Aktuelles > Österreich: Geldstrafe bei falscher Fahrzeuganmeldung

Hinweis:
Diese Meldung stammt aus dem Archiv. In archivierten Meldungen sind möglicherweise nicht mehr funktionierende Links zu anderen Websites enthalten. Die Redaktion übernimmt keine Gewähr für die Funktionalität der Links.
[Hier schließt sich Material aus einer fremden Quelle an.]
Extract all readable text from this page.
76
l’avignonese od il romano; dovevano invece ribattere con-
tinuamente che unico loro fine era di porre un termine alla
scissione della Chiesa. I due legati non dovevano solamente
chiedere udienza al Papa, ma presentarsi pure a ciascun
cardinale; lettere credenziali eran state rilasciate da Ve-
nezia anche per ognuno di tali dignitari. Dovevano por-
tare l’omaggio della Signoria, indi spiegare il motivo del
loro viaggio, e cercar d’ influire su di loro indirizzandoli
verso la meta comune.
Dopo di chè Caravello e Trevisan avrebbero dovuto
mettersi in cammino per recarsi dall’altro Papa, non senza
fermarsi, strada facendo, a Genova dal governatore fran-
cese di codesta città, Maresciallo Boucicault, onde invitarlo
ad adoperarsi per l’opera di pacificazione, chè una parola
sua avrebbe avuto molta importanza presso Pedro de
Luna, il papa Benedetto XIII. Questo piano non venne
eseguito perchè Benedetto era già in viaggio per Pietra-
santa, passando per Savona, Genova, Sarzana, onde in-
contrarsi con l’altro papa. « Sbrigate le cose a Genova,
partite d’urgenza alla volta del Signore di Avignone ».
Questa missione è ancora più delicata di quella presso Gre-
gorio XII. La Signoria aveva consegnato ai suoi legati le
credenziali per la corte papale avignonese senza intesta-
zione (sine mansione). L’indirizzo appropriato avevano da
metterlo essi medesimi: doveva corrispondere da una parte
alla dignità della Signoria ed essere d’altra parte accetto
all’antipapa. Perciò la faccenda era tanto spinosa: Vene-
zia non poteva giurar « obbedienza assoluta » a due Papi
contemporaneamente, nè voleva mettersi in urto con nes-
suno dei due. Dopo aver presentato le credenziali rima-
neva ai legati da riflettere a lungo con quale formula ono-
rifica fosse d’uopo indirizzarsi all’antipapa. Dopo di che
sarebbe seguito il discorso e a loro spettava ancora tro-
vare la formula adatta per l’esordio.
Österreich: Geldstrafe bei falscher Fahrzeuganmeldung

Wien (09.10.2012) - Seit 2012 kommt es zu verstärkten Kontrollen bezüglich der Fahrzeuganmeldung. Wer sein deutsches Firmenfahrzeug zu häufig in Österreich nutzt, muss mit einer Geldstrafe rechnen.

In Österreich gelten im Bezug auf die Abgaben bei der Anmeldung von Kraftfahrzeugen andere Regelungen als in Deutschland. So wird in Österreich gemäß § 1 Ziff. 3 des Normverbrauchsabgabegesetzes 1991 (NoVAG) eine Normverbrauchsabgabe (NoVA) fällig. Diese einmalige Abgabe ist abhängig vom Verbrauch (Pkw, Kombi) oder vom Hubraum (Krafträder) und wird als Prozentsatz vom Fahrzeugwert (Netto) berechnet sowie durch eine Bonus-Malus-Regelung für CO2, NOx etc. erweitert.

Demzufolge erfolgen seit Anfang des Jahres 2012 flächendeckend über ganz Österreich verstärkt Kontrollen bei Fahrzeugen mit ausländischem Kennzeichen.

Es wird geraten, unternehmerische und rechtliche Situation in Österreich zu überprüfen, wenn ein Mitarbeiter in Österreich beschäftigt wird und dieser ein Firmenfahrzeug mit privater Nutzungsmöglichkeit fährt.

Der Beweis für keine Zulassungspflicht in Österreich ist erbracht, wenn der Außendienstmitarbeiter

  • wenigstens einmal im Jahr am deutschen Firmensitz nachweislich mit dem Fahrzeug vorfährt und
  • der als in Deutschland ansässiger Arbeitgeber als Halter des Kfz die Verfügungsgewalt über das Fahrzeug hat und
  • der in Österreich ansässiger Außendienstmitarbeiter das Firmenfahrzeug maximal zu 10-12 % (bezogen auf die gefahrenen Kilometer) für private Fahrten nutzt.

Wenn dies nicht zutrifft, kann Ihnen eine Geldstrafe von mind. 150,00 EUR wegen Verstoß gegen § 82 Abs. 8 des Kraftfahrgesetzes 1967 (KFG) drohen. Ebenfalls erfolgt eine Entrichtung der NoVA.